Further information see the following links:
To say, as the LBI in the exhibition does, there were only about 15 successful restitution cases in Berlin-Mitte after 1990 is simply a distortion of the facts and it ultimately minimizes the scale of stolen Jewish property and belongings in Greater Berlin and the restitution paid as well. Furthermore, even though the number of 15 restituted Jewish properties seems to be rather low, the BRVD pointed out to me, the fact that properties and the ground on which those buildings stand in the old center of Berlin – Mitte – were sold according to § 5 VermG, because nobody claimed ownership. This seems to me an outrageous procedure, but in the ultimate balance of things, restitution cash went to the JCC. They, in turn, used that money to take care of Jews in Eastern Europe in particular (but also elsewhere) by establishing many extra funds for social issues. Can there be justice in the final instance and after so many crimes and so much suffering? Possibly not. But those responsible did, as far as I can see, try. An uncomfortable feeling remains.

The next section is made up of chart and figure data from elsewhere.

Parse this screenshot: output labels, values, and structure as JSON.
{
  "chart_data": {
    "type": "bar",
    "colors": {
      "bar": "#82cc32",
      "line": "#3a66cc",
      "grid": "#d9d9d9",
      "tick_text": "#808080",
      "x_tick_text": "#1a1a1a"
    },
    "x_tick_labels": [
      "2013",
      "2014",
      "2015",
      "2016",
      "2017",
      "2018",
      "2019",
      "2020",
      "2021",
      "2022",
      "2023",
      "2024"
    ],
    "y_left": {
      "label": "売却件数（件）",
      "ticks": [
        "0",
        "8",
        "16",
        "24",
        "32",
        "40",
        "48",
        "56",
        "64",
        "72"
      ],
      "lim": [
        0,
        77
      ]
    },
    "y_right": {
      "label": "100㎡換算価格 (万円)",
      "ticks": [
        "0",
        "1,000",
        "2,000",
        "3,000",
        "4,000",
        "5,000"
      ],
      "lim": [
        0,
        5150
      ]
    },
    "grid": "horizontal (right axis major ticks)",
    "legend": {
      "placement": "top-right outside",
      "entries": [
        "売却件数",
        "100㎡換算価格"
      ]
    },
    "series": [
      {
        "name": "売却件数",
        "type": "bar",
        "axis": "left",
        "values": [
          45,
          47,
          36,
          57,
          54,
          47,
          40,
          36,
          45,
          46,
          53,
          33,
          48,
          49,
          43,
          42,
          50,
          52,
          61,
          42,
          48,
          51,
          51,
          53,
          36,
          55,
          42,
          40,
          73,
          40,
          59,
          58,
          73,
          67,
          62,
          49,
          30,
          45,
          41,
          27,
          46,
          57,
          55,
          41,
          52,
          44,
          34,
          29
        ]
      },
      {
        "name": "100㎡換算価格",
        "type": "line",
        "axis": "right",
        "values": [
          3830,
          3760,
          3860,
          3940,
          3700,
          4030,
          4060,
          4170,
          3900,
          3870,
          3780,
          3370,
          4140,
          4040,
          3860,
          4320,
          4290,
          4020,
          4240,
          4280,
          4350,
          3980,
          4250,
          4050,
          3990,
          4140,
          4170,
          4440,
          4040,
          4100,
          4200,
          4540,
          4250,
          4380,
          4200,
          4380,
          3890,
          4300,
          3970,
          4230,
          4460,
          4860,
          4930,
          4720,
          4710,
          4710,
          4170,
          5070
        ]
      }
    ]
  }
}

As we all know, financial restitution did not compensate for the pain and loss of those whose property was expropriated. I personally have worked with US, UK and German lawyers on 73 successful restitution cases, i.e. Norbert Jutschenka, L. Lindemann and L. Seligmann (all of them belonged to first class fashion and clothing producers in the former East Berlin until 1935-39) after German unification. Not forgetting the fur producers around Krausenstrasse and Jerusalemerstrasse near Hausvogteiplatz in Berlin (most of them Jewish).
In short, I would like to see the prestigious LBI make a greater effort to be historically accurate and, much more importantly, to mount an exhibition illustrating the full effect of the grand scale theft that happened in the center and outskirts of Greater Berlin (as opposed to exhibiting a mere 5 cases).
I would be most willing to act as a consultant to such a project. Incidentally, I donated some my research papers from which I wrote my books to the LBI in NY. Feel free to consult the Westphal collection. I am currently updating my book on the destruction of the Jewish fashion industry and am looking for an English translator and publisher. If you were able to help me on this, I would welcome your advice.